Él palideció a su vez, turbado por una honda alegría; y se limitó a murmurar: «¡Ya!». Ahora sentía deseos de besarla despacio, con dulzura, tiernamente, como un padre dichoso y agradecido. Luego lo asaltó una inquietud:

—¿Será posible?… ¿Cómo?… ¿Tú crees?… ¿Tan pronto?…

Ella contestó:

—Sí… ¡sí que es posible!… ¡qué día más estupendo!

Entonces él se puso en pie de un brinco y exclamó frotándose las manos:

—Por vida de… por vida de…

Estaban llamando otra vez a la puerta. Andermatt fue a abrir y una camarera le dijo:

—El doctor Latonne querría hablar enseguida con el señor.

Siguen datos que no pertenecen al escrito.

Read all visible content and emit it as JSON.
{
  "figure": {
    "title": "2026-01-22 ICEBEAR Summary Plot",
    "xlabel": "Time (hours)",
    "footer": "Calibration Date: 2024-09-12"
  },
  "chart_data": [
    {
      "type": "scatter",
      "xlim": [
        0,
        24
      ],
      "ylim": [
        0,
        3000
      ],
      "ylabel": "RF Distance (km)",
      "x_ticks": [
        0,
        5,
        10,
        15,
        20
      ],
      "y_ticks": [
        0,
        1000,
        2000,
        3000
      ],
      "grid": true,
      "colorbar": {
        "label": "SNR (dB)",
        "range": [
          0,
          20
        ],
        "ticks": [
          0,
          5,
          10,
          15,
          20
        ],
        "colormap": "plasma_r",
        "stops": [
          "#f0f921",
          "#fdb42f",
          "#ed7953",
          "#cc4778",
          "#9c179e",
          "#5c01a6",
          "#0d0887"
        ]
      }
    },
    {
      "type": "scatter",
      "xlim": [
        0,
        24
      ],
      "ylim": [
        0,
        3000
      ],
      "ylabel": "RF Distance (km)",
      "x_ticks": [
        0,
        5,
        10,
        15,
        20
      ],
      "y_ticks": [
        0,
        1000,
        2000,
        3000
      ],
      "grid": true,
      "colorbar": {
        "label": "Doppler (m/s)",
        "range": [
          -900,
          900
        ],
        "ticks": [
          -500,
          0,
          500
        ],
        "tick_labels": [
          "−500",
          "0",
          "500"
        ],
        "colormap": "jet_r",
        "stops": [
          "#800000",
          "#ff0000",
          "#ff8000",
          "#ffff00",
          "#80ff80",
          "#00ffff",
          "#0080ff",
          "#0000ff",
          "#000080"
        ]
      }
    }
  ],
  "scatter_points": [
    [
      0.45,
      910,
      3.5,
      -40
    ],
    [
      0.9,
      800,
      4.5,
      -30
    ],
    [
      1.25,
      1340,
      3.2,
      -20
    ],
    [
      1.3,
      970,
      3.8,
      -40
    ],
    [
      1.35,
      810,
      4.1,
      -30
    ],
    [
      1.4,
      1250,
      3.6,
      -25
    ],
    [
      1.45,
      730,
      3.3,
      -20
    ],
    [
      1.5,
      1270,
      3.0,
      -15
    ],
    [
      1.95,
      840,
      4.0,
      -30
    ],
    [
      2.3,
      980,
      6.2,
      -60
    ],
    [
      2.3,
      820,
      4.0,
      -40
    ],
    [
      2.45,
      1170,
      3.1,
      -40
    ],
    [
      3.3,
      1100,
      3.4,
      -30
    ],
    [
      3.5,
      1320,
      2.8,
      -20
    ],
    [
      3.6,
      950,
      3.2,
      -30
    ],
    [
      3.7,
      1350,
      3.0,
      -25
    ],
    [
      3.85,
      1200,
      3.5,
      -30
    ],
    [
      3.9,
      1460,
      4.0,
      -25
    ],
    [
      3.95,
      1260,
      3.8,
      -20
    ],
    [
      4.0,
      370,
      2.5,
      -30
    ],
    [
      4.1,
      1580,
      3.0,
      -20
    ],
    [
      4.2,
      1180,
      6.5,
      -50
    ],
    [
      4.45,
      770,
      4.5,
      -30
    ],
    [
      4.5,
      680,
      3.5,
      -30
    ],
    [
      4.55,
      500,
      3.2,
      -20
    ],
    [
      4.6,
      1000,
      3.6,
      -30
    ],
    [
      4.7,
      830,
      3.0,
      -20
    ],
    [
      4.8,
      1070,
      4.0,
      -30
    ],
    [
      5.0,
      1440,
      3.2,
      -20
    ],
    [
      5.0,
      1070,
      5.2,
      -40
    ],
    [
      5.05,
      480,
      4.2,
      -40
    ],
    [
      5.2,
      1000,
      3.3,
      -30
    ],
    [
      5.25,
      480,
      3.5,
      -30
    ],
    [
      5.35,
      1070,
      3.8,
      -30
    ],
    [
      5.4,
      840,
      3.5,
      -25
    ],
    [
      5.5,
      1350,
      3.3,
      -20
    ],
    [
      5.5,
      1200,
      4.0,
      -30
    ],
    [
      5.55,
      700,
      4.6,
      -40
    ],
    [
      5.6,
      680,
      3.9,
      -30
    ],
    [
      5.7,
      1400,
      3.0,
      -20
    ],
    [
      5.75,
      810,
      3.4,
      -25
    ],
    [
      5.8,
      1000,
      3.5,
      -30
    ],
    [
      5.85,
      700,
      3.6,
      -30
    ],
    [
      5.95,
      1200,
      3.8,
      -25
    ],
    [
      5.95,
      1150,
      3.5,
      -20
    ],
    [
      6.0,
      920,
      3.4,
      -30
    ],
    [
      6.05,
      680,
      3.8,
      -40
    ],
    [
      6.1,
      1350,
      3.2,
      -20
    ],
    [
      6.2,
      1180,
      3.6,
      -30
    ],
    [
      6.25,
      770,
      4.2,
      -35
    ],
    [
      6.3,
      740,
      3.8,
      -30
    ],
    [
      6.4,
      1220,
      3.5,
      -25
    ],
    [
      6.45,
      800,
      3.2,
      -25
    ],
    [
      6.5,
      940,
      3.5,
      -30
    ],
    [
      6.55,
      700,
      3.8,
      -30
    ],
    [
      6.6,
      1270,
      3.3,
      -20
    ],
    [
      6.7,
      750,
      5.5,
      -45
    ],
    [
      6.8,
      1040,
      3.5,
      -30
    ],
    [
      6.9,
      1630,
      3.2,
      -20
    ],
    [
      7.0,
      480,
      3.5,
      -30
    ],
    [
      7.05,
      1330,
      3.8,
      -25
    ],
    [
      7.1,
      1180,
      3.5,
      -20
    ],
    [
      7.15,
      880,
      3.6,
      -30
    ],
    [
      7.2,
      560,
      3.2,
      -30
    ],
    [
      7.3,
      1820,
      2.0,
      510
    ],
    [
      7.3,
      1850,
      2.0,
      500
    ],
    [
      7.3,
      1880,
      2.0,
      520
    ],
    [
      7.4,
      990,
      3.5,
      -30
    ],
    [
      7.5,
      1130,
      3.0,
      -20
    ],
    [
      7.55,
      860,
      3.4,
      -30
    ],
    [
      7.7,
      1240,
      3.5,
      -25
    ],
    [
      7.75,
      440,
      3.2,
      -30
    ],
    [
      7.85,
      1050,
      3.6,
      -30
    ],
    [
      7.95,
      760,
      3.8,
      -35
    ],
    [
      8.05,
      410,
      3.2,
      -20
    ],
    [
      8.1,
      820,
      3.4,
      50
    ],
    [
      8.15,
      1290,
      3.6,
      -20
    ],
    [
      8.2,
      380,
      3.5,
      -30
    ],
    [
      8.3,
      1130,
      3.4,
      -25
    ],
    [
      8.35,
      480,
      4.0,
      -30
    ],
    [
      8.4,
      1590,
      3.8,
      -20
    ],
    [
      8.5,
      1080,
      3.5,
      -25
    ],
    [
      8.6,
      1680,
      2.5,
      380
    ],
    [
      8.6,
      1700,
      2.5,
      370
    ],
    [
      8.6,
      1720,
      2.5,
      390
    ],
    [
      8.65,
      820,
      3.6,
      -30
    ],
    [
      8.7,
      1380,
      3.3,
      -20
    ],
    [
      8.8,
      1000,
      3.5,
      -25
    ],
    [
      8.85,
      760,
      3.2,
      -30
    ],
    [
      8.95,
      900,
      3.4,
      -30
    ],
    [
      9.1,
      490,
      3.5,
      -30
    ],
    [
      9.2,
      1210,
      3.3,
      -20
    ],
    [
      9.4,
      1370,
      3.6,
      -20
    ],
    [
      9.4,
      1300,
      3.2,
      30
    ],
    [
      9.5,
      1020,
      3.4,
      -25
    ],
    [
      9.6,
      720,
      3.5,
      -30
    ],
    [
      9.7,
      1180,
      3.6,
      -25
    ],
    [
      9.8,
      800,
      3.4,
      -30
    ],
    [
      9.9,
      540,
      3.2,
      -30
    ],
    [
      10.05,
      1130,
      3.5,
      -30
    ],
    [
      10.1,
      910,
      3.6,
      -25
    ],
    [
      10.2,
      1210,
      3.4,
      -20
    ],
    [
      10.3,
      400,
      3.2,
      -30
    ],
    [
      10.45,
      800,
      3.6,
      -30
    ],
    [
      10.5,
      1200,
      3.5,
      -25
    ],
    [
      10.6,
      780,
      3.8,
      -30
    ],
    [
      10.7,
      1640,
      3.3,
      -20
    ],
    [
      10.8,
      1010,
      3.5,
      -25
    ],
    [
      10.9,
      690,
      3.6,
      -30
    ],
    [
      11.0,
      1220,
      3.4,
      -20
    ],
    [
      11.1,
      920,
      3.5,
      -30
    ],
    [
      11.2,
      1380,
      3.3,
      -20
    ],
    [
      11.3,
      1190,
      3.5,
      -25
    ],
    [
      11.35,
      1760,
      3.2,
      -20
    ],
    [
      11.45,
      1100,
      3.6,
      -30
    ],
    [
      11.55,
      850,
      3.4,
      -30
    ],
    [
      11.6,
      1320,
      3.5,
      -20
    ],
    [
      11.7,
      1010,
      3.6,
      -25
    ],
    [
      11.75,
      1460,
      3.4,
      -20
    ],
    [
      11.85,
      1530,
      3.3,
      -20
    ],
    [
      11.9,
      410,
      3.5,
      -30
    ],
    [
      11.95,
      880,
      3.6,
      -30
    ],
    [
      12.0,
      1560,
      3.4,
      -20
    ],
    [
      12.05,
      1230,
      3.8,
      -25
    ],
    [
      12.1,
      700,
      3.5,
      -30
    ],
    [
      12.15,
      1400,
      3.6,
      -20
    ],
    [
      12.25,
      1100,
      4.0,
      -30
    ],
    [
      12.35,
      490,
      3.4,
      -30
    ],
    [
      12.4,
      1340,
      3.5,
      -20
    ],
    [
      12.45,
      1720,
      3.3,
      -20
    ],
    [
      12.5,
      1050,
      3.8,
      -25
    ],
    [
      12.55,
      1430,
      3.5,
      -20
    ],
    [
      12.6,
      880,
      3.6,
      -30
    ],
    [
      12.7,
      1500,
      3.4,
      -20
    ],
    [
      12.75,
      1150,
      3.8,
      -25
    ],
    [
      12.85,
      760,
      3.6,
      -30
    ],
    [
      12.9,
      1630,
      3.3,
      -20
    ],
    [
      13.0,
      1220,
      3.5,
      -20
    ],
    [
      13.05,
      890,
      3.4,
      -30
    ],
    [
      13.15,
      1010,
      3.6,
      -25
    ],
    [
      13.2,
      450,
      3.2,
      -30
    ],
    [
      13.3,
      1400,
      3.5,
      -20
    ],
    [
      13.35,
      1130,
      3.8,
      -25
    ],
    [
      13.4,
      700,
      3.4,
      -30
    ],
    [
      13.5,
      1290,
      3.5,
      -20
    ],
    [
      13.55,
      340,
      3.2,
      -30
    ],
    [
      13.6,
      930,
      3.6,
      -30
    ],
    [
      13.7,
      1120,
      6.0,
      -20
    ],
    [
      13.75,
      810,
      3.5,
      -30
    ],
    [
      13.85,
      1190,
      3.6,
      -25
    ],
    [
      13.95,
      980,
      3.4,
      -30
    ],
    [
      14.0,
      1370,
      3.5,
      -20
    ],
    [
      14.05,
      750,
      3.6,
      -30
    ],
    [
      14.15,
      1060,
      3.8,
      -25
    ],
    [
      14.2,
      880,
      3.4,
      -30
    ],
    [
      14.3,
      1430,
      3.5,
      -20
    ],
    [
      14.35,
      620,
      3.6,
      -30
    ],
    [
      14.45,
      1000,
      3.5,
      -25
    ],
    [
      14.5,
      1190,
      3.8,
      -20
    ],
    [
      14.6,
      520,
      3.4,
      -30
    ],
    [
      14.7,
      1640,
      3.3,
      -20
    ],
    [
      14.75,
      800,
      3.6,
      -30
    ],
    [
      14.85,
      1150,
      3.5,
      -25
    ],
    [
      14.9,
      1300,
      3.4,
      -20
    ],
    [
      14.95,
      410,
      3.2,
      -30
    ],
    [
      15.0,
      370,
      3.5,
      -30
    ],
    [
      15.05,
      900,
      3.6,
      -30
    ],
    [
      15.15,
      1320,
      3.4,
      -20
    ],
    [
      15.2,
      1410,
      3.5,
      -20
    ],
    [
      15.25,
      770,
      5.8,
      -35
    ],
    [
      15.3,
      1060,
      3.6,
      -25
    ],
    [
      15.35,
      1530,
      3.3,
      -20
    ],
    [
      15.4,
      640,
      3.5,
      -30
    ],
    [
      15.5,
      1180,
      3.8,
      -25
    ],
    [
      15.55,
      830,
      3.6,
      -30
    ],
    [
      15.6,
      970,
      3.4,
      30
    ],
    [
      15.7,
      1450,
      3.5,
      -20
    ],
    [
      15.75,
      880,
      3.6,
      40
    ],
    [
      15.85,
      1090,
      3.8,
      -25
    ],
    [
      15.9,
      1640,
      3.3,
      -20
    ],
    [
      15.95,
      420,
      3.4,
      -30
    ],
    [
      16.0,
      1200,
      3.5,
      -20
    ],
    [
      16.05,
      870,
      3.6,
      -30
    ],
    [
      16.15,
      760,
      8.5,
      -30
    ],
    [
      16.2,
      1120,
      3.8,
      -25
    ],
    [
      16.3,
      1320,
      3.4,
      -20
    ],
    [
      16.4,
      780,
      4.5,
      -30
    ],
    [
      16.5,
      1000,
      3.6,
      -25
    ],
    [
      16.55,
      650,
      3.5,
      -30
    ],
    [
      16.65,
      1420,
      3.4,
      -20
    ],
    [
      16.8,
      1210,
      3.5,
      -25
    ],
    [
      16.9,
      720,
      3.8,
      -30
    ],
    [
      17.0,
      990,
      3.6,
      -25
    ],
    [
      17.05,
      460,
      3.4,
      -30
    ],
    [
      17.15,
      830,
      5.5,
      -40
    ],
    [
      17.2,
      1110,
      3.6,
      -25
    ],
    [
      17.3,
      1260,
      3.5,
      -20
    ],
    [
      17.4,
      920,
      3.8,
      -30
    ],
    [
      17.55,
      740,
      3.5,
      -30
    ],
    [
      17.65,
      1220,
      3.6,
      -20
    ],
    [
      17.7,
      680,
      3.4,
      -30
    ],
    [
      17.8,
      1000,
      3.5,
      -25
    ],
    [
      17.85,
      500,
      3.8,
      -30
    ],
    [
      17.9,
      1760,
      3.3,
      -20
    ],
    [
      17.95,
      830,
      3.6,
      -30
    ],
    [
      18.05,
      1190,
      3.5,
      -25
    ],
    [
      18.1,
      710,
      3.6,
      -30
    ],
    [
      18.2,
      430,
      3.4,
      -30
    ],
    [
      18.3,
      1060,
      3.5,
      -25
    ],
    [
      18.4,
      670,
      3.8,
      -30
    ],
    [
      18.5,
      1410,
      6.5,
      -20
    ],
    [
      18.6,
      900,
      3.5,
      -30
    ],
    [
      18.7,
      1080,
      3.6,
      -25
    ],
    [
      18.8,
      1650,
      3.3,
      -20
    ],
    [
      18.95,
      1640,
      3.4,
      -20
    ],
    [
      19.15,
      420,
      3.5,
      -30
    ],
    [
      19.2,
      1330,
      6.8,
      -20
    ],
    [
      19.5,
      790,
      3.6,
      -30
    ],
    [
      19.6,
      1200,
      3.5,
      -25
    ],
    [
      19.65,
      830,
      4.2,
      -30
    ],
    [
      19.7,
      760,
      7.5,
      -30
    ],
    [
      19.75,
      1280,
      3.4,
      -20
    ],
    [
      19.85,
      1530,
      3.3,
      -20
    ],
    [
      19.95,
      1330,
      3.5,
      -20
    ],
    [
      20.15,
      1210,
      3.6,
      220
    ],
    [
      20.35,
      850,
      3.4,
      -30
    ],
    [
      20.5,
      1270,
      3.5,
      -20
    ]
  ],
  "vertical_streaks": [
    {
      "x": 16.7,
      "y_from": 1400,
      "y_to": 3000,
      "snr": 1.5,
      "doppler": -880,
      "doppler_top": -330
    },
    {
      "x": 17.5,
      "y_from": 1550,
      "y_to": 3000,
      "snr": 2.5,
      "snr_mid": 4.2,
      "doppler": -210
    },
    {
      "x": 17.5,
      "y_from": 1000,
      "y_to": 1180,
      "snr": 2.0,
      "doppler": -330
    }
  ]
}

—Muy bien. Páselo al salón, ahora mismo voy.

Regresó a la habitación de al lado. El doctor apareció en el acto. Tenía un rostro solemne, un porte comedido y frío. Saludó, estrechó brevemente la mano que, un poco sorprendido, le tendía el banquero, se sentó y se explicó con el mismo tono de un testigo en un lance de honor:

—Me sucede, querido señor, algo muy desagradable, de lo que tengo que informarlo para explicarle mi conducta. Cuando me hizo usted el honor de encomendarme a su esposa, acudí inmediatamente; ahora bien, al parecer, unos minutos antes que yo, mi colega, el inspector médico, que sin duda le inspira mayor confianza a la señora Andermatt, había acudido al ser requerido por el señor marqués de Ravenel. De ello ha resultado que, al llegar el segundo, parece como si le hubiera arrebatado con malas artes al doctor Bonnefille una clienta que ya era suya, parece como si hubiera cometido una acción poco delicada, indecorosa, incalificable entre colegas. Ahora bien, señor mío, en el ejercicio de nuestro arte hay que usar de unas precauciones y de un tacto fuera de lo común para evitar cualquier roce que podría acarrear graves consecuencias. El doctor Bonnefille, enterado de mi visita a estas habitaciones, creyéndome culpable de tal falta de delicadeza, pues, en efecto, las apariencias estaban en mi contra, lo ha comentado con palabras tales que, si no fuera por su edad, me habría visto obligado a exigirle cuentas. Sólo me queda una cosa por hacer para dejar bien clara mi inocencia ante él y ante todo el cuerpo médico de la comarca, y es, lamentándolo mucho, dejar de atender a su esposa y divulgar la realidad de este asunto, rogándole que acepte mis disculpas.